Over the past few days, PEMCo has been actively promoting the show on campus through several platforms, including social media and hanging flyers in bathroom stalls.

Freshman Nick Townley — who plays Bobby Strong, one of “Urinetown’s” male leads — said the show’s humor is critical in effectively demonstrating the overarching themes and goals of “Urinetown.”

“The audience can expect some quick timed jokes,” he said. “The comedy is very timing based. Also, make sure to go to the bathroom beforehand because it is a privilege to pee.”

Junior Mario Simone — who plays Caldwell B. Cladwell, the other male lead — said the cast and crew are always upbeat during rehearsals, which has aided PEMCo in preparing for the performances.

Senior Denise Dorotheo, PEMCo‘s marketing producer, also noted that underclassmen compose a majority of students involved in PEMCo’s performance of “Urinetown.”

“This is a really young cast so people would be impressed to know that the male and female lead are both freshmen,” she said. “They’re doing an amazing job. It’s their first year and they’re really stepping up to the plate.”

In addition to this weekend’s production, PEMCo also has a fall and spring show, an end-of-year revue and performs cabarets at Legends.

One of Starner’s goals for the production of “Urinetown” was for the cast to also have a strong part in directing the show. Throughout rehearsals, he emphasized the importance of the actors’ individual voices and opinions shaping the ultimate production of the show.

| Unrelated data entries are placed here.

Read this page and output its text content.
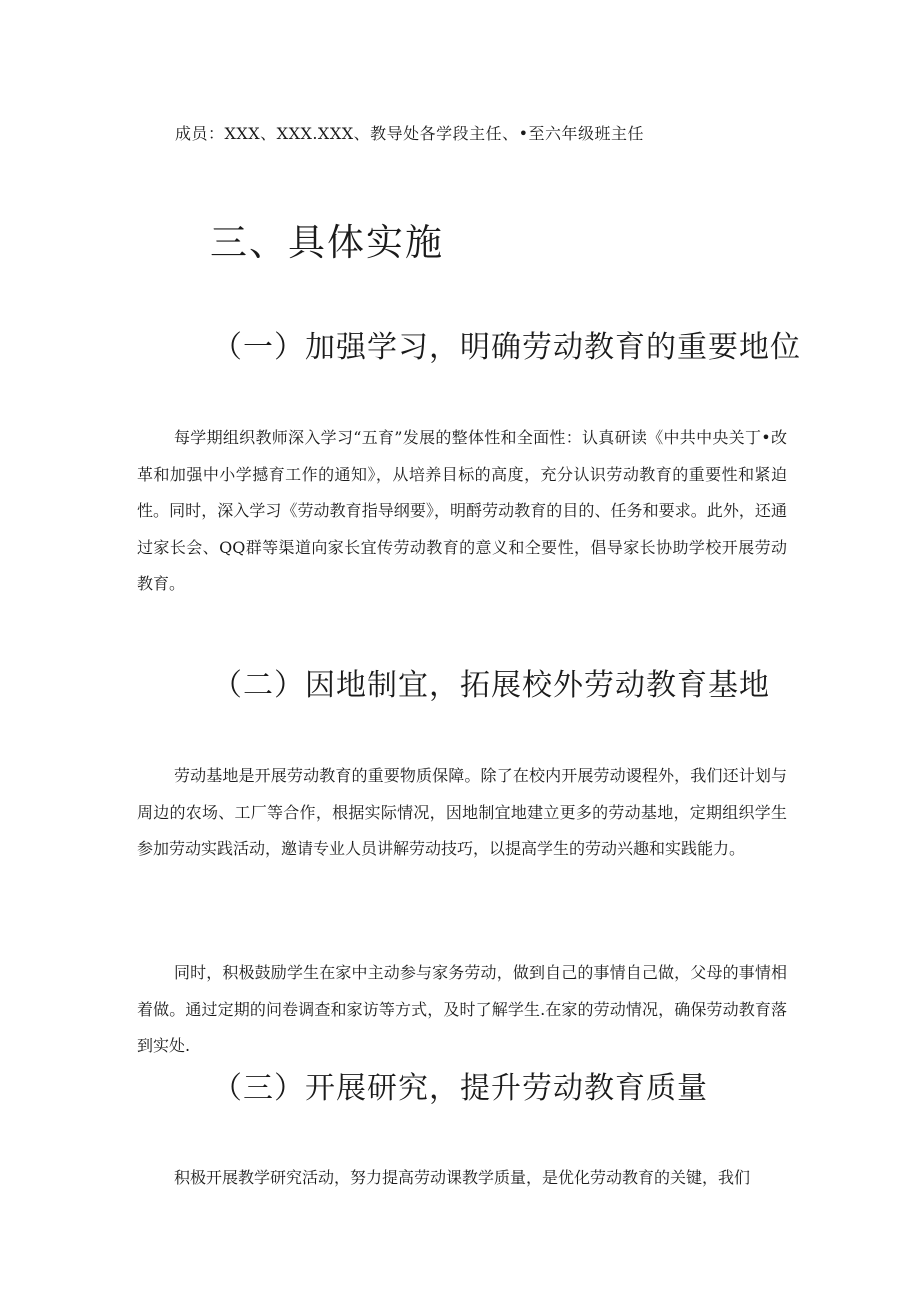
成员：XXX、XXX.XXX、教导处各学段主任、•至六年级班主任
三、具体实施
（一）加强学习，明确劳动教育的重要地位

每学期组织教师深入学习“五育”发展的整体性和全面性：认真研读《中共中央关丁•改革和加强中小学撼育工作的通知》，从培养目标的高度，充分认识劳动教育的重要性和紧迫性。同时，深入学习《劳动教育指导纲要》，明酹劳动教育的目的、任务和要求。此外，还通过家长会、QQ群等渠道向家长宜传劳动教育的意义和仝要性，倡导家长协助学校开展劳动教育。

（二）因地制宜，拓展校外劳动教育基地

劳动基地是开展劳动教育的重要物质保障。除了在校内开展劳动谡程外，我们还计划与周边的农场、工厂等合作，根据实际情况，因地制宜地建立更多的劳动基地，定期组织学生参加劳动实践活动，邀请专业人员讲解劳动技巧，以提高学生的劳动兴趣和实践能力。

同时，积极鼓励学生在家中主动参与家务劳动，做到自己的事情自己做，父母的事情相着做。通过定期的问卷调查和家访等方式，及时了解学生.在家的劳动情况，确保劳动教育落到实处.

（三）开展研究，提升劳动教育质量

积极开展教学研究活动，努力提高劳动课教学质量，是优化劳动教育的关键，我们
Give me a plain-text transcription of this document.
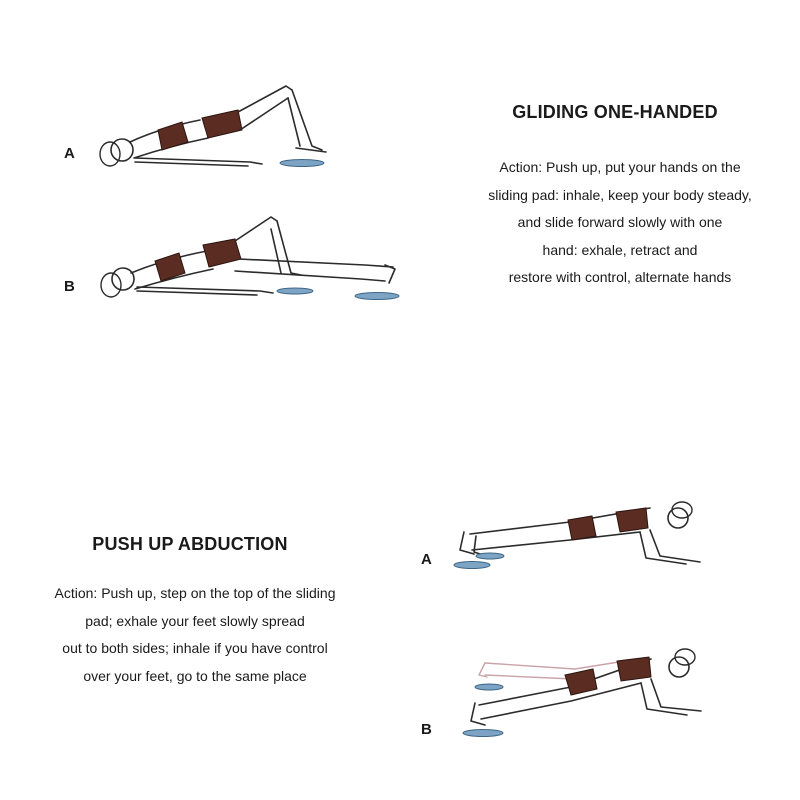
A
B
GLIDING ONE-HANDED
Action: Push up, put your hands on the
sliding pad: inhale, keep your body steady,
and slide forward slowly with one
hand: exhale, retract and
restore with control, alternate hands
PUSH UP ABDUCTION
Action: Push up, step on the top of the sliding
pad; exhale your feet slowly spread
out to both sides; inhale if you have control
over your feet, go to the same place
A
B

“For me working with the cast is always about what they want to bring to the show because I’m not in the business of having a director that says this is how a certain character is going to be,” he said. “That discourages the cast from getting personally invested in the show. I’m a firm believer in collaboration and they’ve brought a lot of nice ideas to the table. This show is not my show in any way, shape or form. It’s everyone’s show.”